1972年広島県生まれ、広島大学大学院博士後期課程単位満了退学、元外務省専門調査員(在中国日本国大使館)。著書『モノ言う中国人』(集英社新書、2011年)。

 中国の5年に一度の政治のビックイベントである党大会が24日に閉幕した。翌25日に開催された党の重要会議の一中全会で新しい党指導者の人事が発表され、中国共産党の中国の政治は新たな5年間がスタートした。

 今回の党大会では党規約に習近平主席の名前を冠した新たな政治思想あるいは指針が盛り込まれるか、また、最高意思決定を担う新指導部7人やその下部の政治局委員に習近平主席の息のかかった人材がどのくらい登用されるか最も注目された。つまり習近平主席個人への権力の集中や権威付けがどのくらい進むのかという点が第19回党大会の最大のポイントだった。

(写真:AP/アフロ)

 第十九回党大会の開幕日の18日には3時間20分にわたる習近平主席の「報告」は、テレビ中継が放送され、全国の様々な職場単位で党組織の指導のもと多くの人が一斉に視聴した。なかでも、幼稚園の園児にまで習近平主席が延々としゃべり続けるテレビ中継を見せている写真がネット上で複数紹介された。もちろん、ただちに写真はネット上からは削除されたが、こうした写真の流布すること自体が幼児にまで政治を押し付ける風潮に対する人々の嫌気や皮肉を表しているともいえる。

 2012年の前回の党大会からの5年間、メディアの締め付けやインターネットに対する徹底した管理強化、NGOや人権派弁護士など個人の社会的活動の押さえつけ、反腐敗運動による党組織内上から下までの粛清による行政機関の緊張や停滞など、中国国内の政治的な空気がここまで息苦しいものになるとは誰が予想しただろうか。そして、これから先の5年、中国は更にどのようになっていくのだろうか。

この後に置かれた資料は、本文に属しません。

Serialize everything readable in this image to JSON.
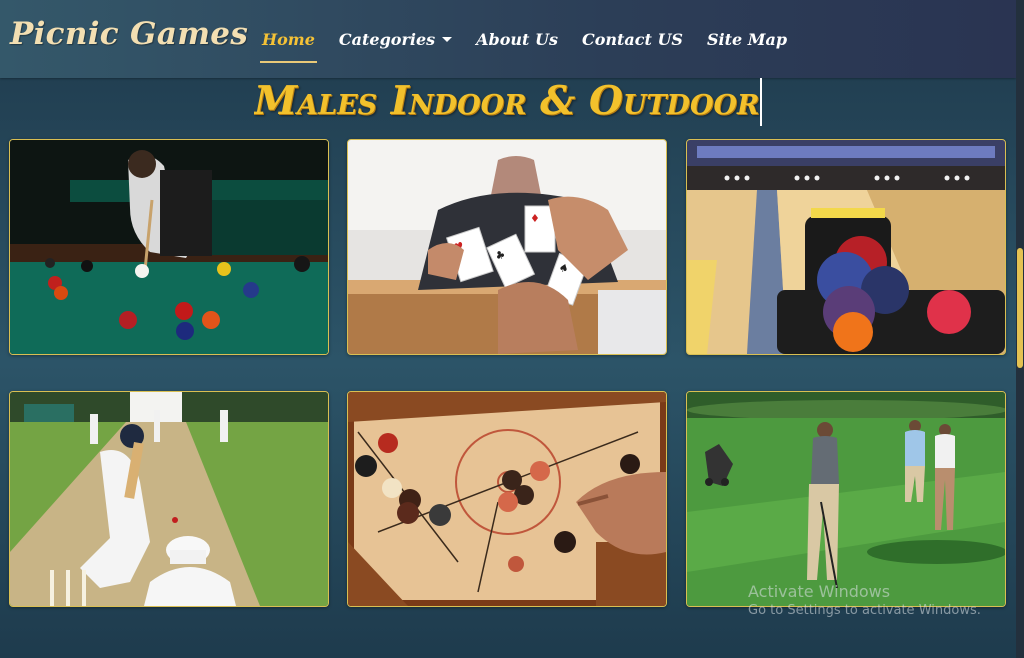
{
  "brand": "Picnic Games",
  "nav": {
    "home": "Home",
    "categories": "Categories",
    "about": "About Us",
    "contact": "Contact US",
    "sitemap": "Site Map",
    "active": "home"
  },
  "heading": "Males Indoor & Outdoor",
  "games": [
    {
      "name": "billiards-image"
    },
    {
      "name": "playing-cards-image"
    },
    {
      "name": "bowling-image"
    },
    {
      "name": "cricket-image"
    },
    {
      "name": "carrom-image"
    },
    {
      "name": "golf-image"
    }
  ],
  "watermark": {
    "title": "Activate Windows",
    "subtitle": "Go to Settings to activate Windows."
  },
  "colors": {
    "accent": "#f5c236",
    "heading": "#f2c12c",
    "card_border": "#d9bf52"
  }
}
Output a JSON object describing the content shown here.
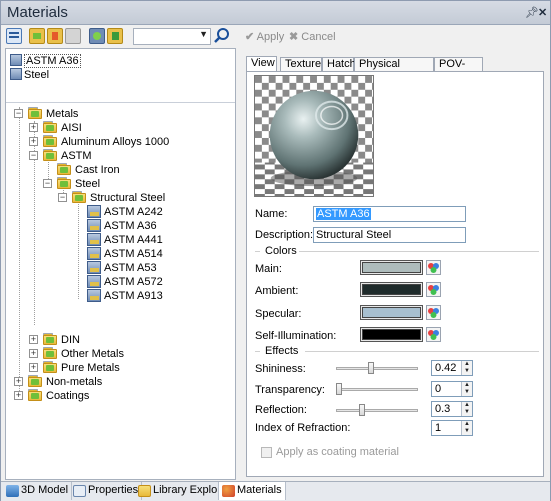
{
  "window": {
    "title": "Materials",
    "pin_icon": "pin-icon",
    "close_icon": "close-icon"
  },
  "toolbar": {
    "apply_label": "Apply",
    "cancel_label": "Cancel",
    "combo_value": ""
  },
  "material_list": [
    {
      "label": "ASTM A36",
      "selected": true
    },
    {
      "label": "Steel",
      "selected": false
    }
  ],
  "tree": {
    "metals": "Metals",
    "aisi": "AISI",
    "aluminum": "Aluminum Alloys 1000",
    "astm": "ASTM",
    "cast_iron": "Cast Iron",
    "steel": "Steel",
    "structural_steel": "Structural Steel",
    "leaves": [
      "ASTM A242",
      "ASTM A36",
      "ASTM A441",
      "ASTM A514",
      "ASTM A53",
      "ASTM A572",
      "ASTM A913"
    ],
    "din": "DIN",
    "other_metals": "Other Metals",
    "pure_metals": "Pure Metals",
    "non_metals": "Non-metals",
    "coatings": "Coatings"
  },
  "tabs": [
    "View",
    "Texture",
    "Hatch",
    "Physical Properties",
    "POV-Ray"
  ],
  "view": {
    "name_label": "Name:",
    "name_value": "ASTM A36",
    "description_label": "Description:",
    "description_value": "Structural Steel",
    "colors_title": "Colors",
    "colors": [
      {
        "label": "Main:",
        "hex": "#aebcbc"
      },
      {
        "label": "Ambient:",
        "hex": "#1f2b2b"
      },
      {
        "label": "Specular:",
        "hex": "#a8c0d0"
      },
      {
        "label": "Self-Illumination:",
        "hex": "#000000"
      }
    ],
    "effects_title": "Effects",
    "shininess_label": "Shininess:",
    "shininess_value": "0.42",
    "transparency_label": "Transparency:",
    "transparency_value": "0",
    "reflection_label": "Reflection:",
    "reflection_value": "0.3",
    "ior_label": "Index of Refraction:",
    "ior_value": "1",
    "coating_label": "Apply as coating material"
  },
  "bottom_tabs": [
    "3D Model",
    "Properties",
    "Library Explorer",
    "Materials"
  ]
}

「新時代の中国の特色ある社会主義思想」が示す今後の中国

 今回の党大会では、今後の執政の目指すべき方向として「新時代の中国の特色ある社会主義思想」が掲げられた。今後、中国はここで示された堅持すべき14の項目に沿って巨大な官僚機構が動いていくことになる。堅持すべき14の項目とは次のとおりである。

(1)党がすべてをリードし指導する体制
(2)群衆路線中心の政治
(3)国家管理制度の幅広く深い改革
(4)産業の発展の促進
(5)党の制度の下での国民主体の政治
(6)法に基づく国家管理
(7)社会主義の革新的価値体系
(8)社会保障制度の発展と国民生活の改善
(9)自然と人との共生
(10)国家安全に対する意識
(11)党による人民解放軍の絶対的指導
(12)香港・マカオ、台湾に対する従来通りの姿勢
(13)国際社会における平和の建設者・秩序の維持者としての立場
(14)党内の統制の引き締め

 「新時代」の「思想」であるとしているが、全体として目新しさや大きな転換は見られず、従来から提唱されていたことという感が強いし、むしろ党の指導性の強化など、半世紀ほど旧時代に逆戻りしたかのようである。また「思想」というよりは「方針」程度の内容である。香港と台湾に対する厳しい姿勢も今後も続けられ、国際社会に対しても他国との協調よりも中国が主体となって人類の運命共同体の構築を担うという壮大な目標が掲げられている。内政における共産党の指導性の強化と対外的に妥協を許さない強い姿勢はこれから先も過去5年間同様に続いていくことが予想される。